Suffering & Sweetness

Full of suffering:
A lingering dissatisfaction
And an ongoing attempt
To stack the cards,
To win the game,
To get “my way
You’ll never get it.
The last perfect scoop of sand
–A beautiful sandcastle
My perfect creation!!!
10 seconds later
The wave washes it away
–A heap of sand

The Buddha taught for over 4 decades. He traveled all around India, spreading the Dharma. He went on foot, had few possessions, and was homeless. Despite years of teaching, traveling, poverty, and old age, he said late in his life that there was great sweetness in the world and he could understand wanting to live for another century. Where do you find such sweetness and warm affirmation? In your things? In your perfectly collected set of entertainment and schemed circumstances–the perfect friends, job, life??? Is it external? Do you have it at all?

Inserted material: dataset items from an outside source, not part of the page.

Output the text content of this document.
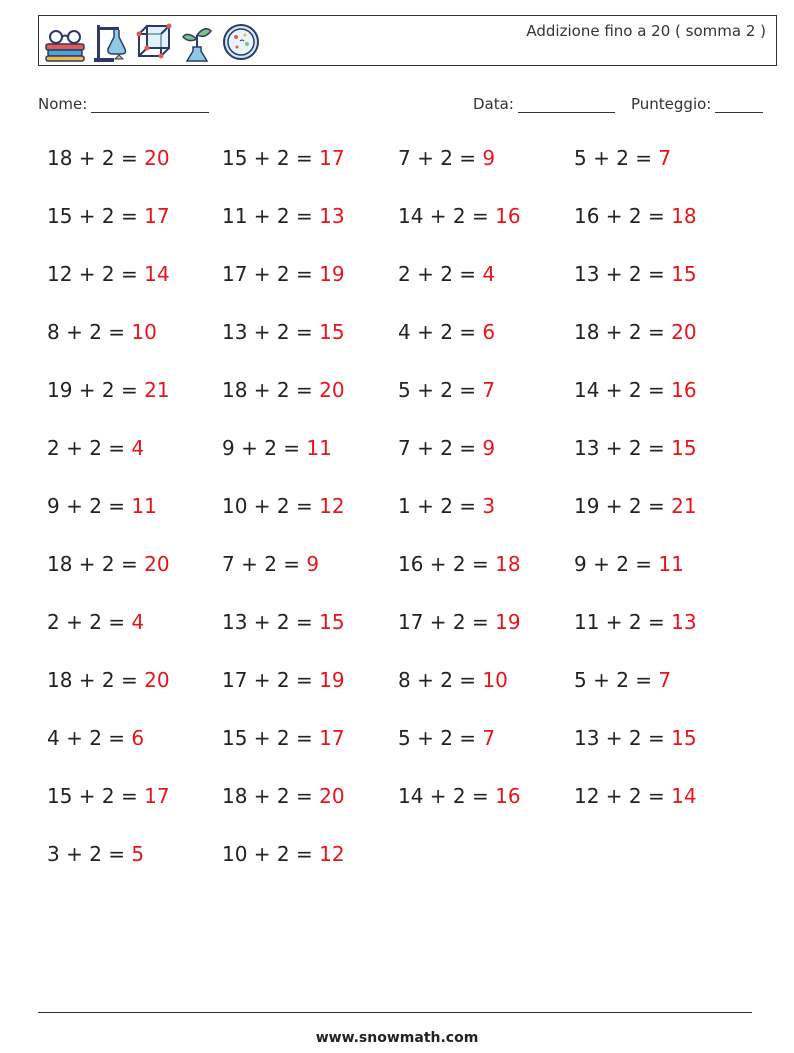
Addizione fino a 20 ( somma 2 )
Nome:	Data:	Punteggio:
18 + 2 = 20
15 + 2 = 17
12 + 2 = 14
8 + 2 = 10
19 + 2 = 21
2 + 2 = 4
9 + 2 = 11
18 + 2 = 20
2 + 2 = 4
18 + 2 = 20
4 + 2 = 6
15 + 2 = 17
3 + 2 = 5
15 + 2 = 17
11 + 2 = 13
17 + 2 = 19
13 + 2 = 15
18 + 2 = 20
9 + 2 = 11
10 + 2 = 12
7 + 2 = 9
13 + 2 = 15
17 + 2 = 19
15 + 2 = 17
18 + 2 = 20
10 + 2 = 12
7 + 2 = 9
14 + 2 = 16
2 + 2 = 4
4 + 2 = 6
5 + 2 = 7
7 + 2 = 9
1 + 2 = 3
16 + 2 = 18
17 + 2 = 19
8 + 2 = 10
5 + 2 = 7
14 + 2 = 16
5 + 2 = 7
16 + 2 = 18
13 + 2 = 15
18 + 2 = 20
14 + 2 = 16
13 + 2 = 15
19 + 2 = 21
9 + 2 = 11
11 + 2 = 13
5 + 2 = 7
13 + 2 = 15
12 + 2 = 14
www.snowmath.com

One who knows others is intelligent
One who knows himself is enlightened

One who conquers others is strong
One who conquers himself is all-powerful

One who approaches life with force
     surely gets something
One who remains content where he is
     surely gets everything

One who gives himself to his position
     surely lives long
One who gives himself to Tao
     surely lives forever
— Tao Te Ching verse 33, trans. Jonathan Star


3 Comments (+add yours?)

  1. Ray Yanek
    Mar 20, 2015 @ 19:44:19

    I have to be honest…there are so many good things on this blog that I’m not sure where I should begin giving these posts the thought and reflection they deserve. My feeling though, is that I should start with this one. I see and feel that lingering sense of dissatisfaction all around me sometimes. It feels almost like two buckets of sand that I’ve been carrying with me for no good reason down this path.

    So yeah, I’ll start with that…. 🙂

    Again, very thought provoking posts here. Really enjoying it.

    Liked by 1 person


    • zeuslyone
      Mar 20, 2015 @ 19:52:56

      Thank you, Ray. I appreciate the positive general support of the blog and the more focused comment on this post. I’m glad that this is thought provoking for you. It’s a wonderful feeling when minds meet.
      The interesting thing about “suffering” as I talk about it here is that I’m grabbing onto the Buddhist term “dukkha” which apparently translates poorly into English with “suffering”. That general sense of dissatisfaction you mention is a bit closer, but it’s hard to express that in one word or even briefly. I’d love to hear any further thoughts/experiences that are coming up for you. Keep walking, friend!